Director-writer Lakshman seems to have some sort of a bucket list of various genres that he wants to do with Jayam Ravi. Bhoomi is his third consecutive movie with Ravi after the romantic-comedy Romeo Juilet (2015) and supernatural thriller Bogan (2017). His latest film Bhoomi intends to be a geopolitical drama about the daunting challenges faced by the agriculture sector in India. And he seems to believe that firing up linguistic and cultural nationalism among people is the best way to end the woes of the farmers. The movie was supposed to release in May 2020 but got delayed due to the outbreak of coronavirus. Even though the film is bad, the timing of its release couldn’t have been better. It has come out at a time when India is witnessing the largest ever protest by the farming community over the new reforms, which are deemed to favour the rich corporates over poor farmers. Bhoomi also has a segment about a virus outbreak.

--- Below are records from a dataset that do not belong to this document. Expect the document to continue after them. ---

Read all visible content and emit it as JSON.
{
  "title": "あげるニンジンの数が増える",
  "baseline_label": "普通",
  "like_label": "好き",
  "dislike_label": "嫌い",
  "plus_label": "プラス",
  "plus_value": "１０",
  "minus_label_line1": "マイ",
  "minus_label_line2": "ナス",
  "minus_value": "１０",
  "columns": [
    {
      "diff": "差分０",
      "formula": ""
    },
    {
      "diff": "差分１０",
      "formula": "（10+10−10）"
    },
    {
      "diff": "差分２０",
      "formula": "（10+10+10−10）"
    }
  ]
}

Lakshman begins Bhoomi with Bhoominathan (Jayam Ravi), a NASA scientist who nurtures the ambition of colonising Mars through cultivation. He wants to create a new livable planet for human civilization. But, he has little idea about how humans are wreaking their home planet. And his conscience is jolted from a deep slumber when he visits his native village in Tamil Nadu, where farming is fast dying. Reason: the people’s failure to remember that India is traditionally an agricultural country. So, he gives up his ambition of creating a new world and makes it his mission to save earth from greedy corporates. And what’s his plan? He wants to promote farming as a lucrative enterprise through which individuals can achieve great financial independence.
Lakshman has some really good ideas for an educational and inspiring movie. But, it is a great shame that neither does he have the required understanding of the matter at hand nor the skillset to turn all the information and statistics into a compelling drama. He conflates linguistic nationalism with patriotism and throws in a few beliefs of Dravidian ideology in the mix. And the result is a primitive, heavy-handed, poorly made political drama.